We’ve convinced ourselves that GoFundMe is noble while SNAP enables dependency; that buying Christmas presents through Shop with a Cop is generous but year-round food assistance is suspicious; that meal trains show community values, but school lunch programs are government overreach.
But community fundraisers can’t offer reliability. They require people to publicly bare their struggles, they depend on having social networks with disposable income, and they come with no longevity and no guarantees. They’re unpredictable and often insufficient.
Government assistance programs, for all their bureaucratic frustrations, provide consistent support, allowing recipients to access support without having to repeatedly prove their worthiness to strangers. They run on the idea that support shouldn’t hinge on your neighbors’ discretionary income that month or your ability to craft a compelling narrative around your struggles.
It’s not lost on me that I’ve made up the SNAP funds that will be withheld by writing about SNAP funds being withheld. It’s an incredible privilege to be able to do that— and I am privileged, I know, in countless ways beyond. Most people on SNAP don’t have an escape hatch for what’s ahead; they’ll just go hungry while their neighbors debate whether they deserve to eat.
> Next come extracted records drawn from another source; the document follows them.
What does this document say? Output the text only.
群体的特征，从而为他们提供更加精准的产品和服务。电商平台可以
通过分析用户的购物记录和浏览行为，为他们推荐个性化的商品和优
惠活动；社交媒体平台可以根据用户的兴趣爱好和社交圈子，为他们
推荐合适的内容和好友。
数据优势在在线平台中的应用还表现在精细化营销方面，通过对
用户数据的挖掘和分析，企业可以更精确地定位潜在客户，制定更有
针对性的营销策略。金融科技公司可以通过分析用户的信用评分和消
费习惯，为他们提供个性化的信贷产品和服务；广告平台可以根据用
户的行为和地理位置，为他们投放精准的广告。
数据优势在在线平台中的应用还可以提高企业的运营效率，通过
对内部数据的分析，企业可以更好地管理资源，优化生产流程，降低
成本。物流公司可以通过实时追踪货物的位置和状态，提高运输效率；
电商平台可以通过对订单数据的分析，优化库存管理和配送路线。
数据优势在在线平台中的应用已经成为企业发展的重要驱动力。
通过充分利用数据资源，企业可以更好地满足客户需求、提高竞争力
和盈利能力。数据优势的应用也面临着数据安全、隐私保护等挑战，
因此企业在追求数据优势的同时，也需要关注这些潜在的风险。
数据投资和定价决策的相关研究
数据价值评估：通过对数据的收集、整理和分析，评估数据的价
Next week, there will be another newsletter from my son’s school with another five fundraisers. Someone will share them on the community Facebook pages and other people will ‘care’ and ‘heart’ react. Many of those same people will click ‘donate’ and then sit down to the evening news and nod along with heated criticisms decrying SNAP as “government waste.”
I don’t know how to make them see that the family at the cancer spaghetti dinner and the family with the EBT card are the same family, just on different days. The only difference is which one they’re taught to feel good about helping.



“The difference is control and proximity.” Bingo. Thank you for writing it and for sharing it. I’ll be thinking about it long after reading it!
"The only difference is which one they’re taught to feel good about helping." Ugh. Yes.
I was so excited to see you in the NYT again — though I am also so angry that, like you said, your piece needed to be written at all. Thank you for sharing it and continuing to show up in this space with such transparency / compassion / all of it.